The world's first human skin grown entirely in the laboratory could herald a new era in transplant surgery, a scientist claimed yesterday.

Instead of relying on organs taken from other bodies doctors may soon be able to harvest specially grown replacements.

The aim is to overcome the shortage of donor organs and provide human tissue grown for specific purposes.

The first example, human skin called Dermagraft, is grown on a biodegradeable mesh that dissolves once the transplant is complete and is specially designed for the treatment of foot ulcers suffered by diabetics.

Cells taken from the foreskins of newly circumcised boys are used to seed the mesh and the skin grows in an incubator that mimics conditions in the womb over two weeks.

Dr Gail Naughton, inventor of the technique known as tissue engineering, said it was already being used to grow other body parts, including whole bones and living joints, incorporating bone and cartilage together.

Living joints had been successfully transplanted into animals said Dr Naughton, who is president of Advanced Tissue Sciences, a biotechnology company based in California.

The first human trials involving laboratory-grown cartilage are to begin in the United States and the United Kingdom next year.

"This is not science fiction.
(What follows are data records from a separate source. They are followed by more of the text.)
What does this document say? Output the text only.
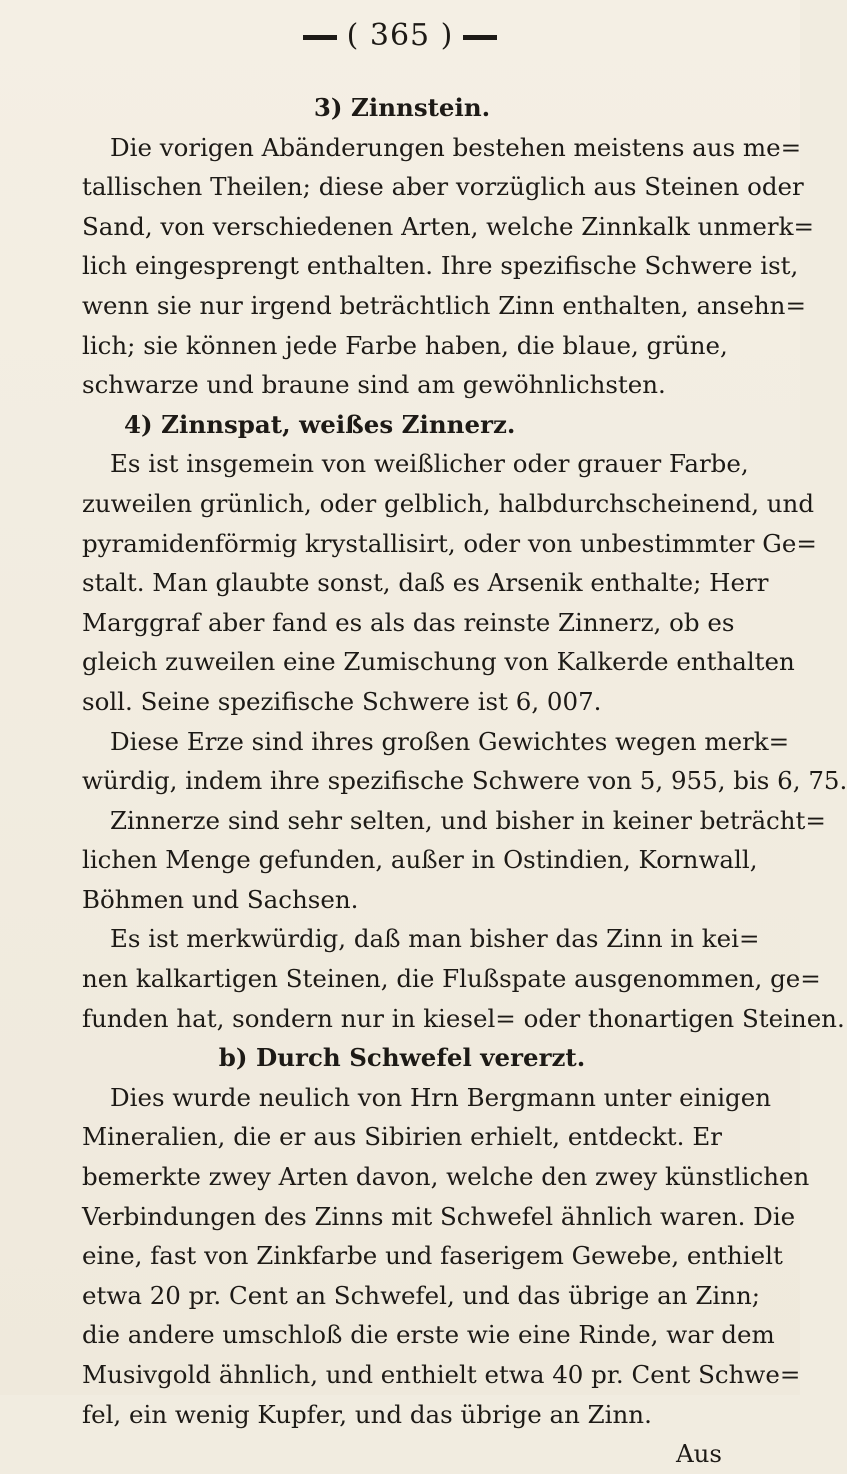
( 365 )
3) Zinnstein.
Die vorigen Abänderungen bestehen meistens aus me=
tallischen Theilen; diese aber vorzüglich aus Steinen oder
Sand, von verschiedenen Arten, welche Zinnkalk unmerk=
lich eingesprengt enthalten. Ihre spezifische Schwere ist,
wenn sie nur irgend beträchtlich Zinn enthalten, ansehn=
lich; sie können jede Farbe haben, die blaue, grüne,
schwarze und braune sind am gewöhnlichsten.
4) Zinnspat, weißes Zinnerz.
Es ist insgemein von weißlicher oder grauer Farbe,
zuweilen grünlich, oder gelblich, halbdurchscheinend, und
pyramidenförmig krystallisirt, oder von unbestimmter Ge=
stalt. Man glaubte sonst, daß es Arsenik enthalte; Herr
Marggraf aber fand es als das reinste Zinnerz, ob es
gleich zuweilen eine Zumischung von Kalkerde enthalten
soll. Seine spezifische Schwere ist 6, 007.
Diese Erze sind ihres großen Gewichtes wegen merk=
würdig, indem ihre spezifische Schwere von 5, 955, bis 6, 75.
Zinnerze sind sehr selten, und bisher in keiner beträcht=
lichen Menge gefunden, außer in Ostindien, Kornwall,
Böhmen und Sachsen.
Es ist merkwürdig, daß man bisher das Zinn in kei=
nen kalkartigen Steinen, die Flußspate ausgenommen, ge=
funden hat, sondern nur in kiesel= oder thonartigen Steinen.
b) Durch Schwefel vererzt.
Dies wurde neulich von Hrn Bergmann unter einigen
Mineralien, die er aus Sibirien erhielt, entdeckt. Er
bemerkte zwey Arten davon, welche den zwey künstlichen
Verbindungen des Zinns mit Schwefel ähnlich waren. Die
eine, fast von Zinkfarbe und faserigem Gewebe, enthielt
etwa 20 pr. Cent an Schwefel, und das übrige an Zinn;
die andere umschloß die erste wie eine Rinde, war dem
Musivgold ähnlich, und enthielt etwa 40 pr. Cent Schwe=
fel, ein wenig Kupfer, und das übrige an Zinn.
Aus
Physiological transplants replacing the plastic and metal currently used will happen some day," Dr Naughton said.

She added that the difficulties of growing human cells in the laboratory had been overcome by studying the normal growth process. That meant tight control of temperature, oxygen, nutrition and waste removal.
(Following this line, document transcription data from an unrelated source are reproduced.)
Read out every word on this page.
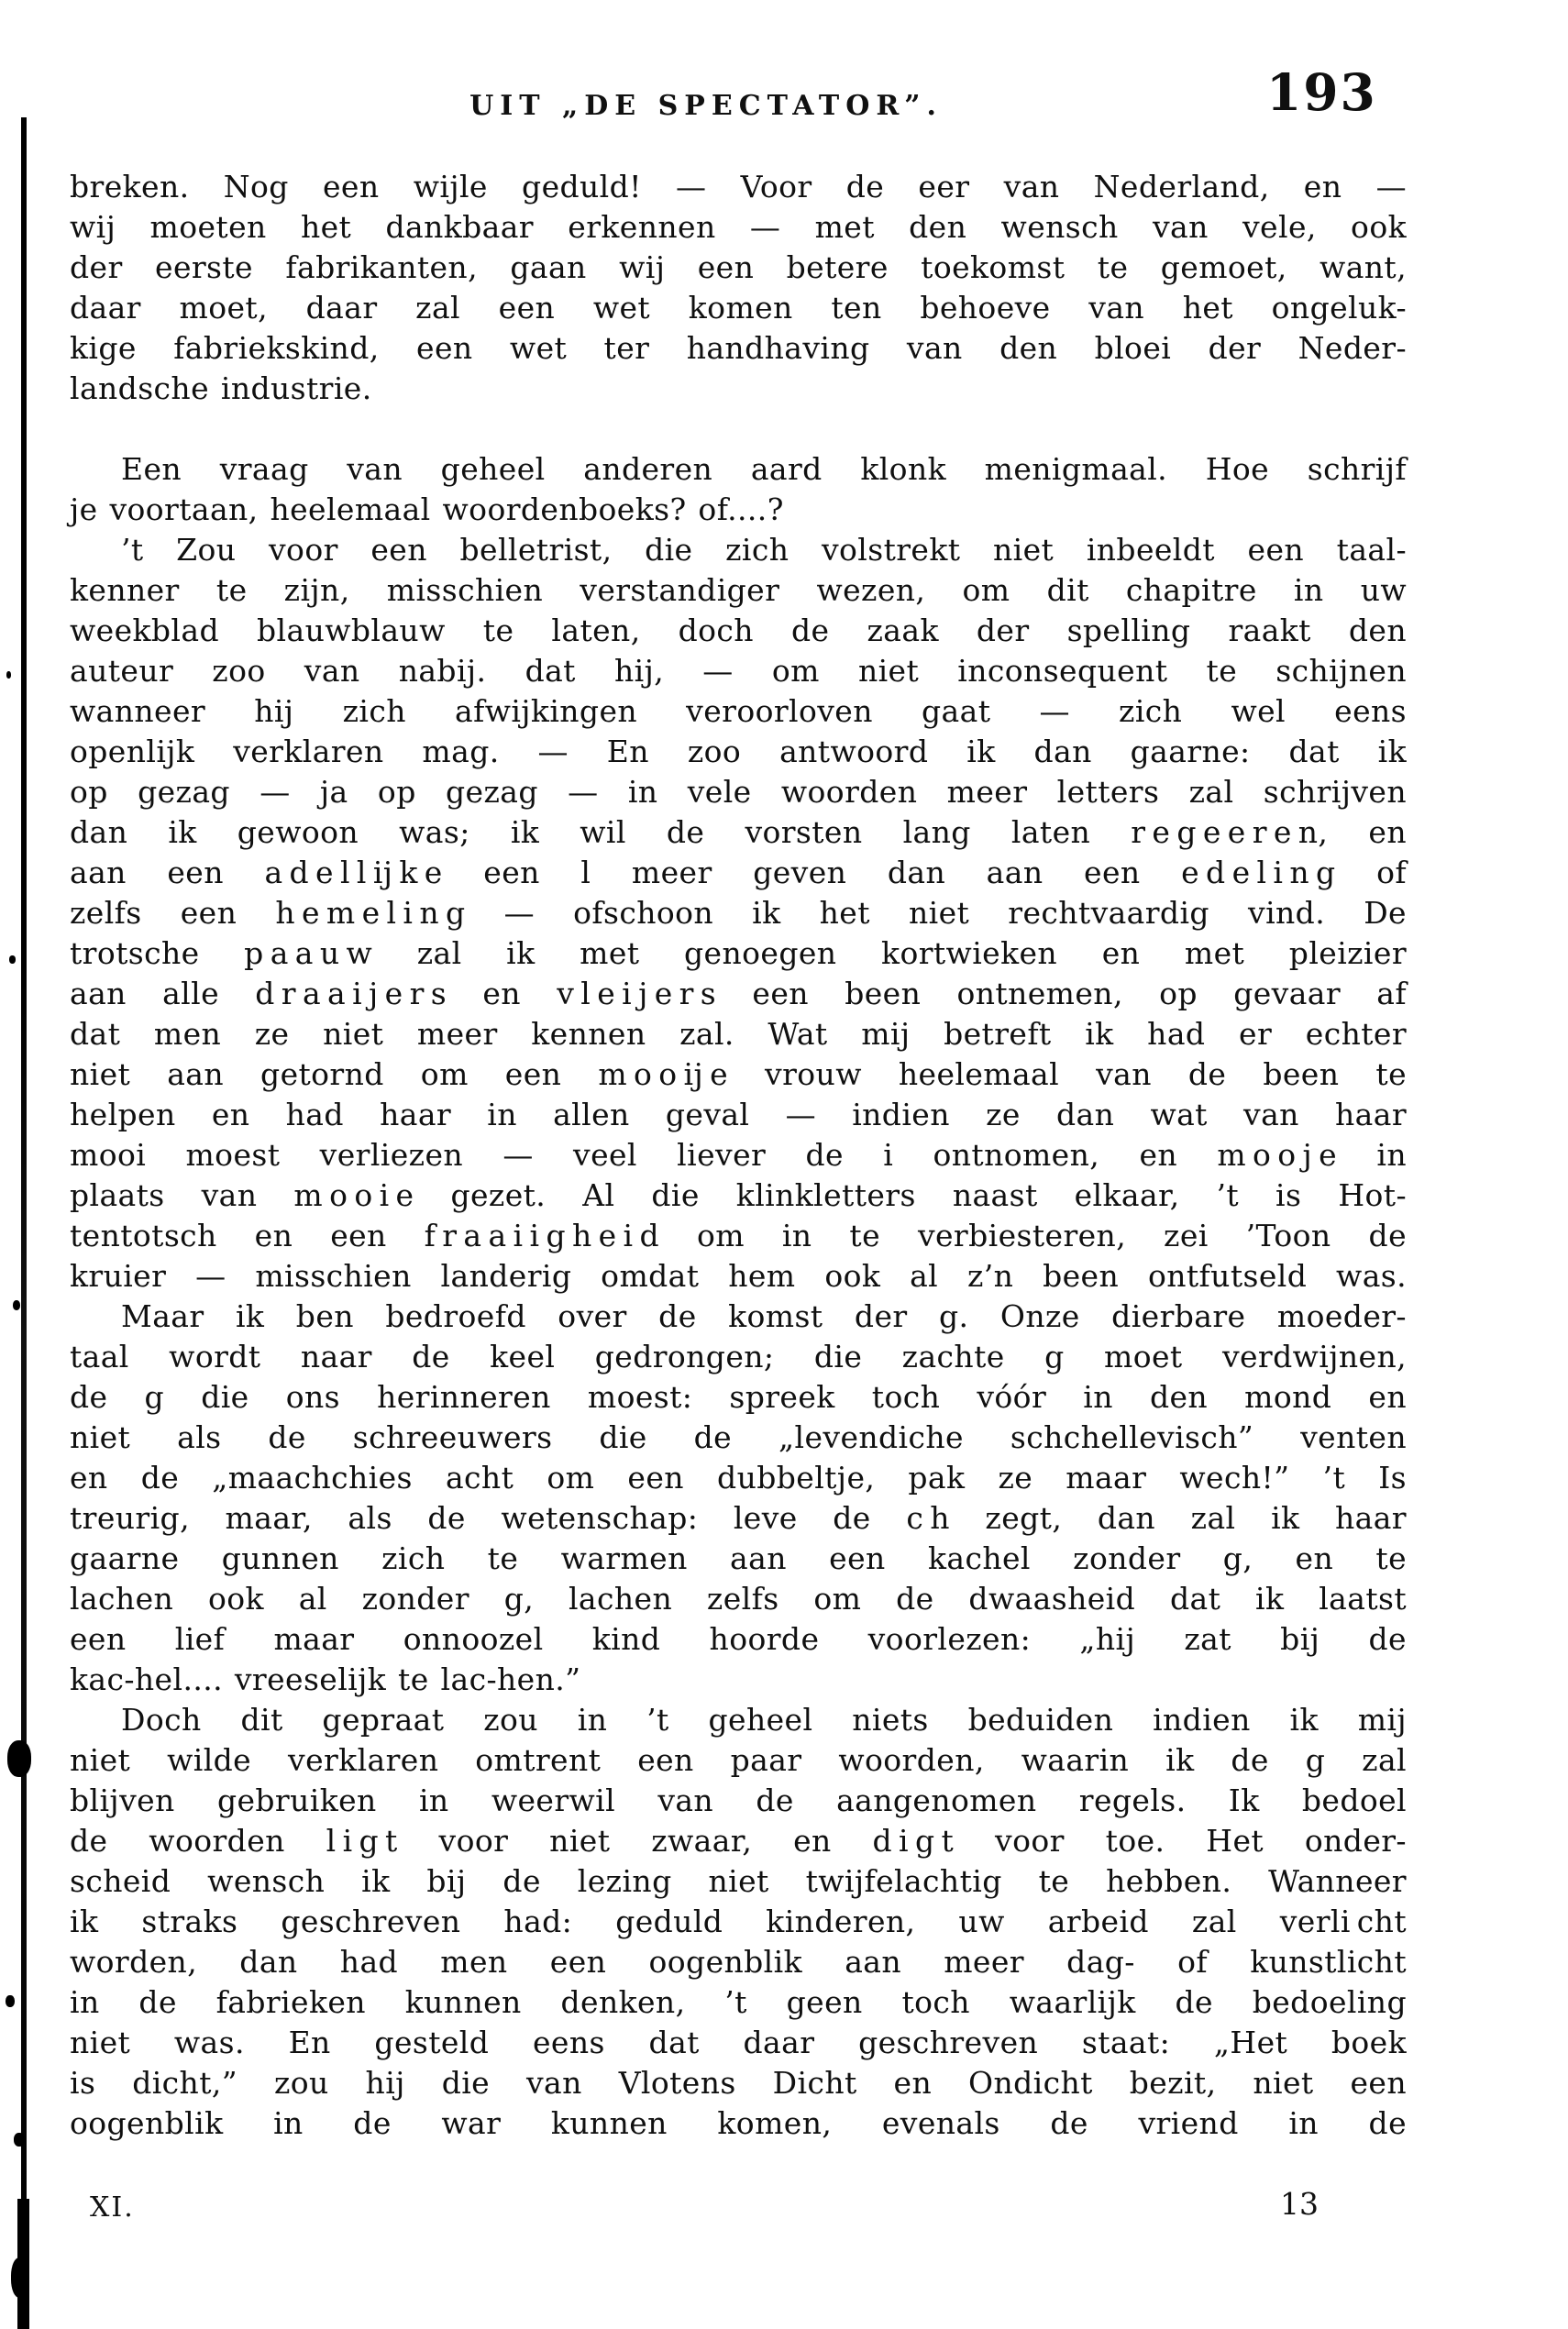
UIT „DE SPECTATOR”.	193
breken. Nog een wijle geduld! — Voor de eer van Nederland, en —
wij moeten het dankbaar erkennen — met den wensch van vele, ook
der eerste fabrikanten, gaan wij een betere toekomst te gemoet, want,
daar moet, daar zal een wet komen ten behoeve van het ongeluk-
kige fabriekskind, een wet ter handhaving van den bloei der Neder-
landsche industrie.
Een vraag van geheel anderen aard klonk menigmaal. Hoe schrijf
je voortaan, heelemaal woordenboeks? of....?
’t Zou voor een belletrist, die zich volstrekt niet inbeeldt een taal-
kenner te zijn, misschien verstandiger wezen, om dit chapitre in uw
weekblad blauwblauw te laten, doch de zaak der spelling raakt den
auteur zoo van nabij. dat hij, — om niet inconsequent te schijnen
wanneer hij zich afwijkingen veroorloven gaat — zich wel eens
openlijk verklaren mag. — En zoo antwoord ik dan gaarne: dat ik
op gezag — ja op gezag — in vele woorden meer letters zal schrijven
dan ik gewoon was; ik wil de vorsten lang laten r e g e e r e n, en
aan een a d e l l ij k e een l meer geven dan aan een e d e l i n g of
zelfs een h e m e l i n g — ofschoon ik het niet rechtvaardig vind. De
trotsche p a a u w zal ik met genoegen kortwieken en met pleizier
aan alle d r a a i j e r s en v l e i j e r s een been ontnemen, op gevaar af
dat men ze niet meer kennen zal. Wat mij betreft ik had er echter
niet aan getornd om een m o o ij e vrouw heelemaal van de been te
helpen en had haar in allen geval — indien ze dan wat van haar
mooi moest verliezen — veel liever de i ontnomen, en m o o j e in
plaats van m o o i e gezet. Al die klinkletters naast elkaar, ’t is Hot-
tentotsch en een f r a a i i g h e i d om in te verbiesteren, zei ’Toon de
kruier — misschien landerig omdat hem ook al z’n been ontfutseld was.
Maar ik ben bedroefd over de komst der g. Onze dierbare moeder-
taal wordt naar de keel gedrongen; die zachte g moet verdwijnen,
de g die ons herinneren moest: spreek toch vóór in den mond en
niet als de schreeuwers die de „levendiche schchellevisch” venten
en de „maachchies acht om een dubbeltje, pak ze maar wech!” ’t Is
treurig, maar, als de wetenschap: leve de c h zegt, dan zal ik haar
gaarne gunnen zich te warmen aan een kachel zonder g, en te
lachen ook al zonder g, lachen zelfs om de dwaasheid dat ik laatst
een lief maar onnoozel kind hoorde voorlezen: „hij zat bij de
kac-hel.... vreeselijk te lac-hen.”
Doch dit gepraat zou in ’t geheel niets beduiden indien ik mij
niet wilde verklaren omtrent een paar woorden, waarin ik de g zal
blijven gebruiken in weerwil van de aangenomen regels. Ik bedoel
de woorden l i g t voor niet zwaar, en d i g t voor toe. Het onder-
scheid wensch ik bij de lezing niet twijfelachtig te hebben. Wanneer
ik straks geschreven had: geduld kinderen, uw arbeid zal verli cht
worden, dan had men een oogenblik aan meer dag- of kunstlicht
in de fabrieken kunnen denken, ’t geen toch waarlijk de bedoeling
niet was. En gesteld eens dat daar geschreven staat: „Het boek
is dicht,” zou hij die van Vlotens Dicht en Ondicht bezit, niet een
oogenblik in de war kunnen komen, evenals de vriend in de
XI.	13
"In nine months in the womb a human develops from one cell to a fully grown foetus. By looking at the growing environment and what the cells need we have been able to mimic the state in the womb," Dr Naughton said.

"The only thing that limits transplant surgery is the availability of tissue and organs. Here we have the ability to grow tissue in the laboratory from starter cells that have been highly tested."
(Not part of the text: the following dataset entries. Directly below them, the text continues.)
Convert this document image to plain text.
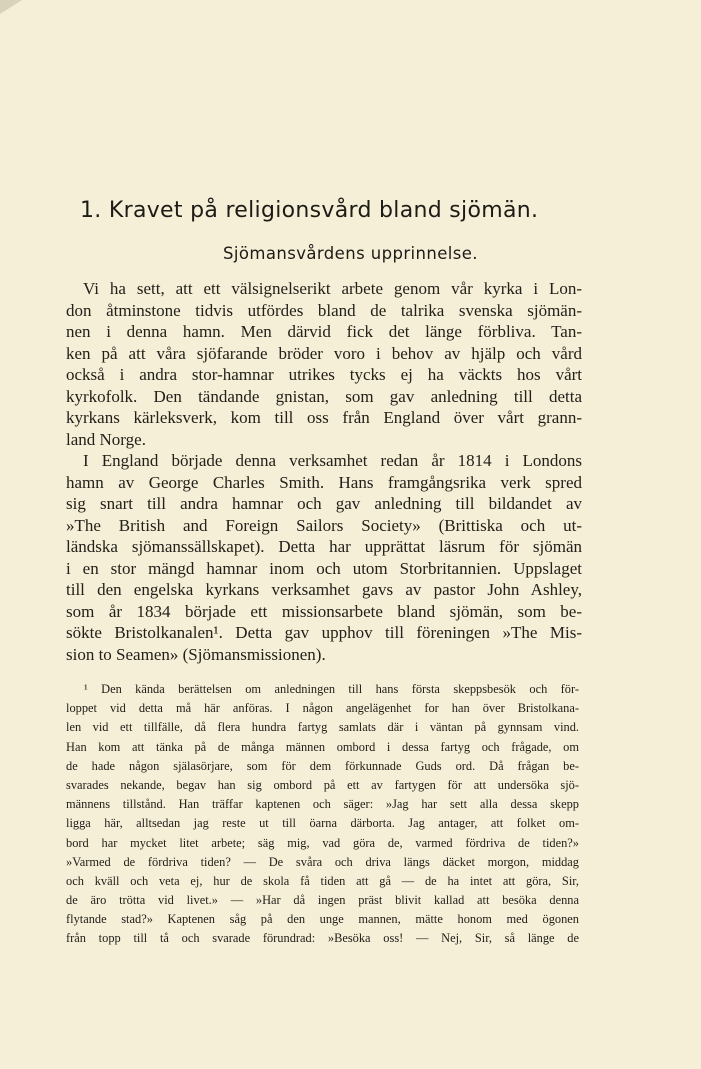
1. Kravet på religionsvård bland sjömän.
Sjömansvårdens upprinnelse.
Vi ha sett, att ett välsignelserikt arbete genom vår kyrka i Lon-
don åtminstone tidvis utfördes bland de talrika svenska sjömän-
nen i denna hamn. Men därvid fick det länge förbliva. Tan-
ken på att våra sjöfarande bröder voro i behov av hjälp och vård
också i andra stor-hamnar utrikes tycks ej ha väckts hos vårt
kyrkofolk. Den tändande gnistan, som gav anledning till detta
kyrkans kärleksverk, kom till oss från England över vårt grann-
land Norge.
I England började denna verksamhet redan år 1814 i Londons
hamn av George Charles Smith. Hans framgångsrika verk spred
sig snart till andra hamnar och gav anledning till bildandet av
»The British and Foreign Sailors Society» (Brittiska och ut-
ländska sjömanssällskapet). Detta har upprättat läsrum för sjömän
i en stor mängd hamnar inom och utom Storbritannien. Uppslaget
till den engelska kyrkans verksamhet gavs av pastor John Ashley,
som år 1834 började ett missionsarbete bland sjömän, som be-
sökte Bristolkanalen¹. Detta gav upphov till föreningen »The Mis-
sion to Seamen» (Sjömansmissionen).
¹ Den kända berättelsen om anledningen till hans första skeppsbesök och för-
loppet vid detta må här anföras. I någon angelägenhet for han över Bristolkana-
len vid ett tillfälle, då flera hundra fartyg samlats där i väntan på gynnsam vind.
Han kom att tänka på de många männen ombord i dessa fartyg och frågade, om
de hade någon själasörjare, som för dem förkunnade Guds ord. Då frågan be-
svarades nekande, begav han sig ombord på ett av fartygen för att undersöka sjö-
männens tillstånd. Han träffar kaptenen och säger: »Jag har sett alla dessa skepp
ligga här, alltsedan jag reste ut till öarna därborta. Jag antager, att folket om-
bord har mycket litet arbete; säg mig, vad göra de, varmed fördriva de tiden?»
»Varmed de fördriva tiden? — De svåra och driva längs däcket morgon, middag
och kväll och veta ej, hur de skola få tiden att gå — de ha intet att göra, Sir,
de äro trötta vid livet.» — »Har då ingen präst blivit kallad att besöka denna
flytande stad?» Kaptenen såg på den unge mannen, mätte honom med ögonen
från topp till tå och svarade förundrad: »Besöka oss! — Nej, Sir, så länge de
One cell bank taken from a single foreskin was enough to produce 5 million strips of Dermagraft skin.

The product, developed with Smith and Nephew, the pharmaceutical company, was designed for the treatment of foot ulcers. But Dr Naughton said that there was "no reason" why it should not be used to improve a scar.

"It could also be used to repair wrinkles. Collagen from cows has been tried but how much better to use human baby collagen," she said.

Livers had been grown for up to six months in culture and had made the right proteins and enzymes. Transplanting them was difficult because they needed a complex blood supply and they died before it could be established.

Heart muscle was "not difficult to grow at all", and a laboratory-grown version might one day be used to replace a patch of a diseased heart.

Trials of Dermagraft had shown that it speeded healing of foot ulcers in diabetics.

Although the product costs pounds 250 for each small square, and eight are needed for implanting at one week intervals, the total cost is still less than with conventional treatment, according to a review of the product by the University of York Health Economics Consortium.